I was just having a good pun...
I guess when the left does it, it's "raising questions" and "creating awareness." When the right responds, well, then it's "politicizing science."
More and more the left is looking like "The Emperor's New Clothes." A bunch of third-rate useful idiots being led by pseudo-intellectuals, the whole lot of them blissfully unaware of how foolish they look.
The so called "Christian" Science Monitor is more akin to Scientology world view than the Christian world view. Their name is a misnomer. They are neither represent true Christianity nor true science. Semi-pagan leftists, their theology similar to the Unitarians.
You guys really think this is worth a ping to the list? It's just an article promoting a book. I'll deploy the list if you want me to, because (think Lawrence of Arabia) ... I am a river to my people.
The left has been - and continues to be - against science, against rationality. Radical historicism has been where it's at for decades. It still is today, and anyone who insists the left represents "rationality" is either a pedant or a fool.

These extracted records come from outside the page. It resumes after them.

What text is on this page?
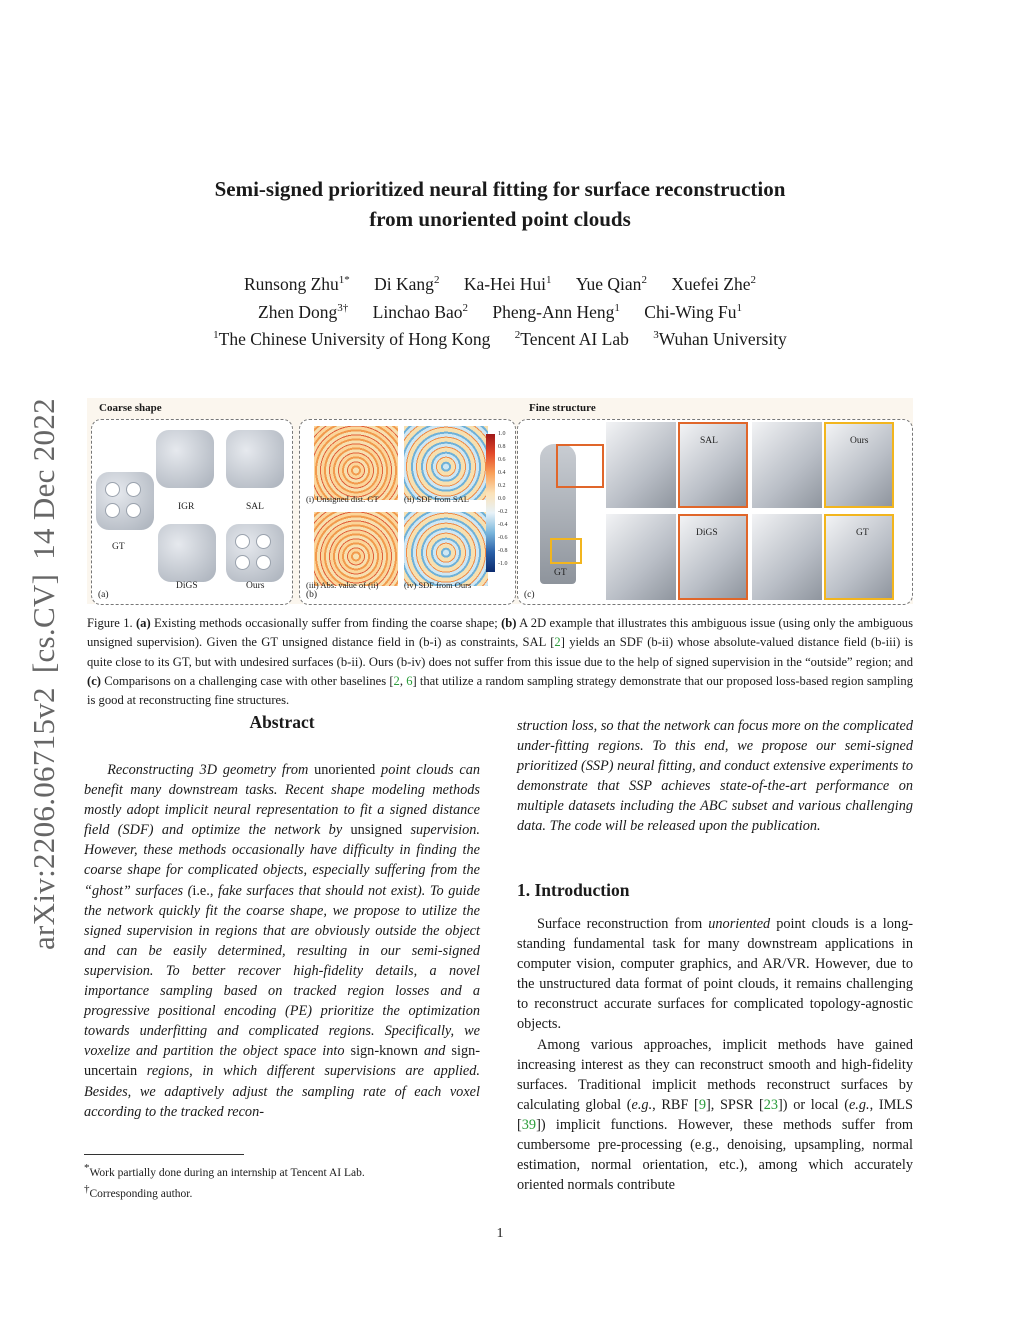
arXiv:2206.06715v2[cs.CV]14 Dec 2022
Semi-signed prioritized neural fitting for surface reconstruction
from unoriented point clouds
Runsong Zhu$^{1*}$ Di Kang$^2$ Ka-Hei Hui$^1$ Yue Qian$^2$ Xuefei Zhe$^2$
Zhen Dong$^{3\dagger}$ Linchao Bao$^2$ Pheng-Ann Heng$^1$ Chi-Wing Fu$^1$
$^1$The Chinese University of Hong Kong $^2$Tencent AI Lab $^3$Wuhan University
Coarse shape	Fine structure
IGR	SAL
GT
DiGS	Ours
(a)
(i) Unsigned dist. GT	(ii) SDF from SAL
(iii) Abs. value of (ii)	(iv) SDF from Ours
(b)
1.0
0.8
0.6
0.4
0.2
0.0
-0.2
-0.4
-0.6
-0.8
-1.0
GT
SAL	Ours
DiGS	GT
(c)
Figure 1. (a) Existing methods occasionally suffer from finding the coarse shape; (b) A 2D example that illustrates this ambiguous issue (using only the ambiguous unsigned supervision). Given the GT unsigned distance field in (b-i) as constraints, SAL [2] yields an SDF (b-ii) whose absolute-valued distance field (b-iii) is quite close to its GT, but with undesired surfaces (b-ii). Ours (b-iv) does not suffer from this issue due to the help of signed supervision in the “outside” region; and (c) Comparisons on a challenging case with other baselines [2, 6] that utilize a random sampling strategy demonstrate that our proposed loss-based region sampling is good at reconstructing fine structures.
Abstract
Reconstructing 3D geometry from unoriented point clouds can benefit many downstream tasks. Recent shape modeling methods mostly adopt implicit neural representation to fit a signed distance field (SDF) and optimize the network by unsigned supervision. However, these methods occasionally have difficulty in finding the coarse shape for complicated objects, especially suffering from the “ghost” surfaces (i.e., fake surfaces that should not exist). To guide the network quickly fit the coarse shape, we propose to utilize the signed supervision in regions that are obviously outside the object and can be easily determined, resulting in our semi-signed supervision. To better recover high-fidelity details, a novel importance sampling based on tracked region losses and a progressive positional encoding (PE) prioritize the optimization towards underfitting and complicated regions. Specifically, we voxelize and partition the object space into sign-known and sign-uncertain regions, in which different supervisions are applied. Besides, we adaptively adjust the sampling rate of each voxel according to the tracked recon-
struction loss, so that the network can focus more on the complicated under-fitting regions. To this end, we propose our semi-signed prioritized (SSP) neural fitting, and conduct extensive experiments to demonstrate that SSP achieves state-of-the-art performance on multiple datasets including the ABC subset and various challenging data. The code will be released upon the publication.
1. Introduction

Surface reconstruction from unoriented point clouds is a long-standing fundamental task for many downstream applications in computer vision, computer graphics, and AR/VR. However, due to the unstructured data format of point clouds, it remains challenging to reconstruct accurate surfaces for complicated topology-agnostic objects.

Among various approaches, implicit methods have gained increasing interest as they can reconstruct smooth and high-fidelity surfaces. Traditional implicit methods reconstruct surfaces by calculating global (e.g., RBF [9], SPSR [23]) or local (e.g., IMLS [39]) implicit functions. However, these methods suffer from cumbersome pre-processing (e.g., denoising, upsampling, normal estimation, normal orientation, etc.), among which accurately oriented normals contribute

*Work partially done during an internship at Tencent AI Lab.
†Corresponding author.
1
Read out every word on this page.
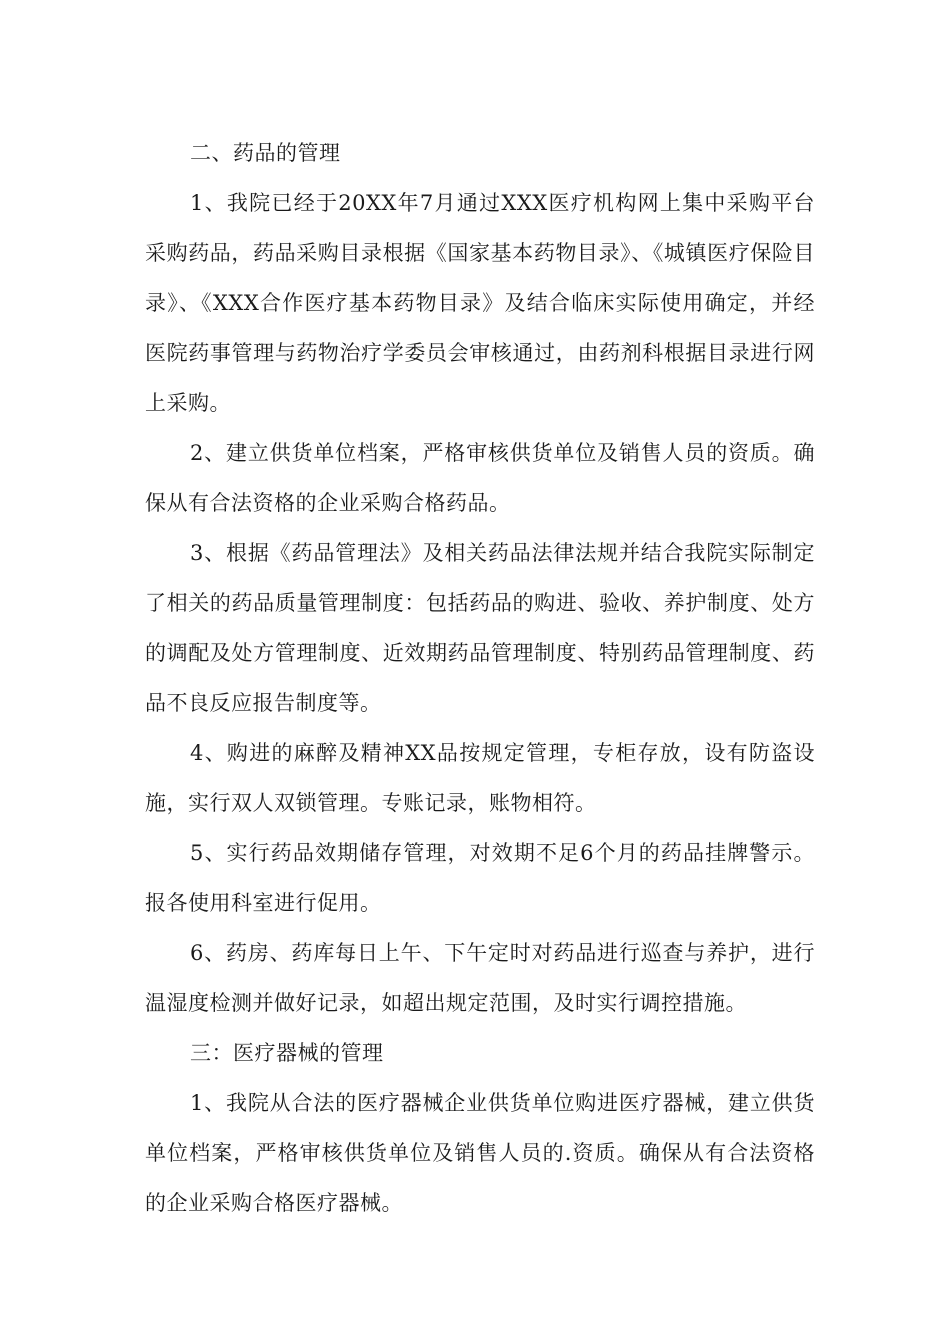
二、药品的管理

1、我院已经于20XX年7月通过XXX医疗机构网上集中采购平台采购药品，药品采购目录根据《国家基本药物目录》、《城镇医疗保险目录》、《XXX合作医疗基本药物目录》及结合临床实际使用确定，并经医院药事管理与药物治疗学委员会审核通过，由药剂科根据目录进行网上采购。

2、建立供货单位档案，严格审核供货单位及销售人员的资质。确保从有合法资格的企业采购合格药品。

3、根据《药品管理法》及相关药品法律法规并结合我院实际制定了相关的药品质量管理制度：包括药品的购进、验收、养护制度、处方的调配及处方管理制度、近效期药品管理制度、特别药品管理制度、药品不良反应报告制度等。

4、购进的麻醉及精神XX品按规定管理，专柜存放，设有防盗设施，实行双人双锁管理。专账记录，账物相符。

5、实行药品效期储存管理，对效期不足6个月的药品挂牌警示。报各使用科室进行促用。

6、药房、药库每日上午、下午定时对药品进行巡查与养护，进行温湿度检测并做好记录，如超出规定范围，及时实行调控措施。

三：医疗器械的管理

1、我院从合法的医疗器械企业供货单位购进医疗器械，建立供货单位档案，严格审核供货单位及销售人员的.资质。确保从有合法资格的企业采购合格医疗器械。
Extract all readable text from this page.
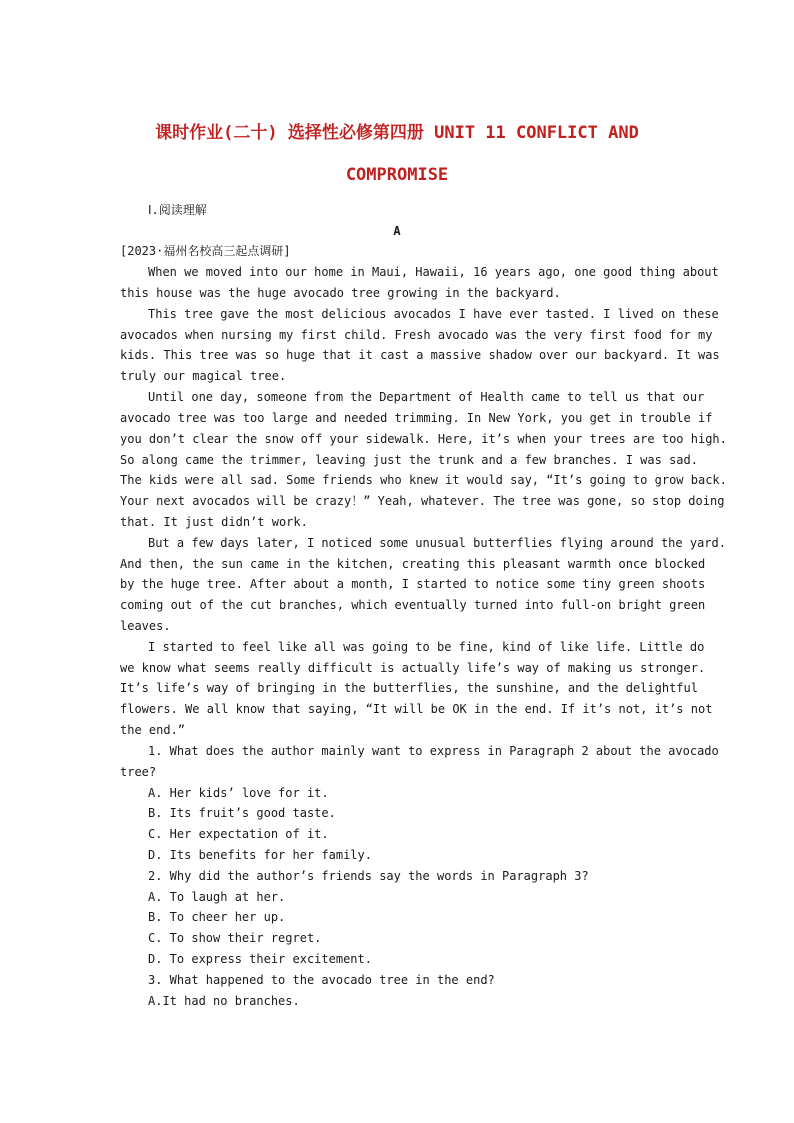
课时作业(二十) 选择性必修第四册 UNIT 11 CONFLICT AND
COMPROMISE
Ⅰ.阅读理解
A
[2023·福州名校高三起点调研]
When we moved into our home in Maui, Hawaii, 16 years ago, one good thing about
this house was the huge avocado tree growing in the backyard.
This tree gave the most delicious avocados I have ever tasted. I lived on these
avocados when nursing my first child. Fresh avocado was the very first food for my
kids. This tree was so huge that it cast a massive shadow over our backyard. It was
truly our magical tree.
Until one day, someone from the Department of Health came to tell us that our
avocado tree was too large and needed trimming. In New York, you get in trouble if
you don’t clear the snow off your sidewalk. Here, it’s when your trees are too high.
So along came the trimmer, leaving just the trunk and a few branches. I was sad.
The kids were all sad. Some friends who knew it would say, “It’s going to grow back.
Your next avocados will be crazy！” Yeah, whatever. The tree was gone, so stop doing
that. It just didn’t work.
But a few days later, I noticed some unusual butterflies flying around the yard.
And then, the sun came in the kitchen, creating this pleasant warmth once blocked
by the huge tree. After about a month, I started to notice some tiny green shoots
coming out of the cut branches, which eventually turned into full-on bright green
leaves.
I started to feel like all was going to be fine, kind of like life. Little do
we know what seems really difficult is actually life’s way of making us stronger.
It’s life’s way of bringing in the butterflies, the sunshine, and the delightful
flowers. We all know that saying, “It will be OK in the end. If it’s not, it’s not
the end.”
1. What does the author mainly want to express in Paragraph 2 about the avocado
tree?
A. Her kids’ love for it.
B. Its fruit’s good taste.
C. Her expectation of it.
D. Its benefits for her family.
2. Why did the author’s friends say the words in Paragraph 3?
A. To laugh at her.
B. To cheer her up.
C. To show their regret.
D. To express their excitement.
3. What happened to the avocado tree in the end?
A.It had no branches.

Science is inescapably linked to politics. With relation to stem cell research, the government decides whether or not to fund it. NASA is inherently scientific, and obtains federal funding. Whether or not to support the Kyoto treaty or lob wads of cash into the vague black hole of "global warming" relates to politics. Science might make predictions about hurricane activity, which will then cause the government to adjust how much it budgets for federal aid next hurricane season. And yes, like it or not, the issue of creation versus evolution has been brought into the federal court to determine whether or not government schools can even whisper the words "evolution is not 100% proved correct."
Therefore, the point "science and politics do not mix" is wrong.
You're a gay, Arab-loving, motorcyclist? ;^)>
Didn't I just *say* that in point 3 of my earlier post?